On successful completion of this course, students will be able to:
- Understand the basic principles of distributed data processing and storage
- Apply well-known techniques to process data on the cloud
- Use different distributed data processing tools
- Adapt prominent data processing algorithms to distributed computing models such as MapReduce and Bulk Synchronous Parallel
The lab work in this course involves significant amount of programming. We will mainly work with Java (first half of the course) and Python (second half) programming languages, but we will also briefly touch SQL, R and JavaScript.
Lectures
- Friday at 12.15 - 14.00 in J. Liivi 2 - 122
week 1-16
Lecturers are:
- Satish Srirama - Ülikooli 17, Room - 324 (satish . srirama ät ut . ee)
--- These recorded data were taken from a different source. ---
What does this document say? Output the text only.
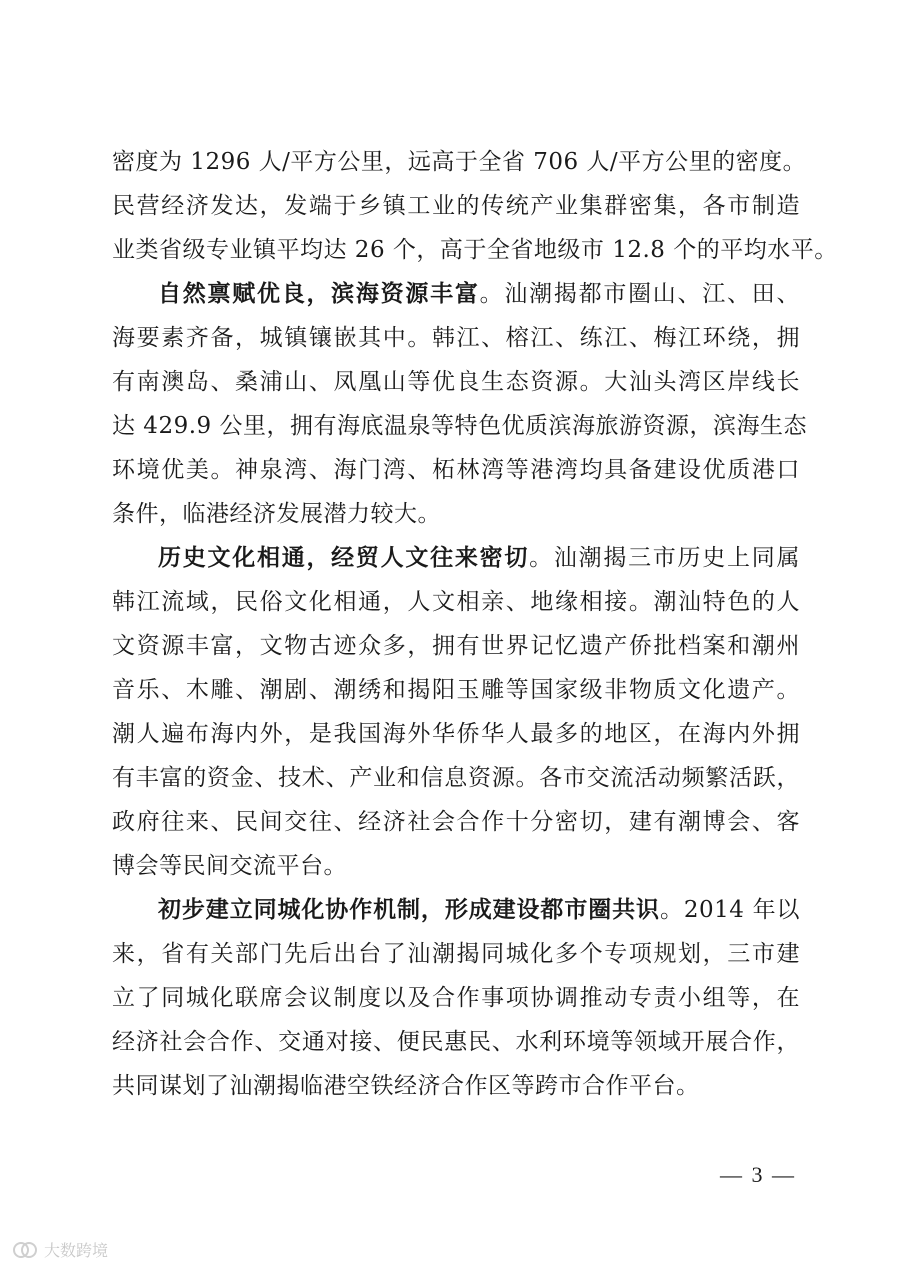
密度为 1296 人/平方公里，远高于全省 706 人/平方公里的密度。
民营经济发达，发端于乡镇工业的传统产业集群密集，各市制造
业类省级专业镇平均达 26 个，高于全省地级市 12.8 个的平均水平。
自然禀赋优良，滨海资源丰富。汕潮揭都市圈山、江、田、
海要素齐备，城镇镶嵌其中。韩江、榕江、练江、梅江环绕，拥
有南澳岛、桑浦山、凤凰山等优良生态资源。大汕头湾区岸线长
达 429.9 公里，拥有海底温泉等特色优质滨海旅游资源，滨海生态
环境优美。神泉湾、海门湾、柘林湾等港湾均具备建设优质港口
条件，临港经济发展潜力较大。
历史文化相通，经贸人文往来密切。汕潮揭三市历史上同属
韩江流域，民俗文化相通，人文相亲、地缘相接。潮汕特色的人
文资源丰富，文物古迹众多，拥有世界记忆遗产侨批档案和潮州
音乐、木雕、潮剧、潮绣和揭阳玉雕等国家级非物质文化遗产。
潮人遍布海内外，是我国海外华侨华人最多的地区，在海内外拥
有丰富的资金、技术、产业和信息资源。各市交流活动频繁活跃，
政府往来、民间交往、经济社会合作十分密切，建有潮博会、客
博会等民间交流平台。
初步建立同城化协作机制，形成建设都市圈共识。2014 年以
来，省有关部门先后出台了汕潮揭同城化多个专项规划，三市建
立了同城化联席会议制度以及合作事项协调推动专责小组等，在
经济社会合作、交通对接、便民惠民、水利环境等领域开展合作，
共同谋划了汕潮揭临港空铁经济合作区等跨市合作平台。
— 3 —
大数跨境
- Pelle Jakovits - Ülikooli 17, Room - 324 (jakovits ät ut . ee)
Practice sessions
- Monday at 14.15 - 16.00 in Ülikooli 17 - 115
week 2-16
- Tuesday at 12.15 - 14.00 in Ülikooli 17 - 115
week 2-16
NB! Practice sessions start from the second week of the semester
Lab assistants are:
- Pelle Jakovits - Ülikooli 17, Room - 324 (jakovits ät ut . ee)
Examination 1
- Option 1: Friday 04.01.2019 12:00 - 15:00, Ulikooli 17 - 219
- Option 2: Monday 07.01.2019 10:00 - 13:00, Ulikooli 17 - 219
Resit examination
- Monday 21.01.2019 10:00 - 13:00, Ülikooli 17 - 219
Grading rules
Final grade consists of three components:
- Written exam – 50%
- Labs – 45%
- Active participation in the lectures - 5%
NB! You need to collect at least 50% in each grade component to pass the course!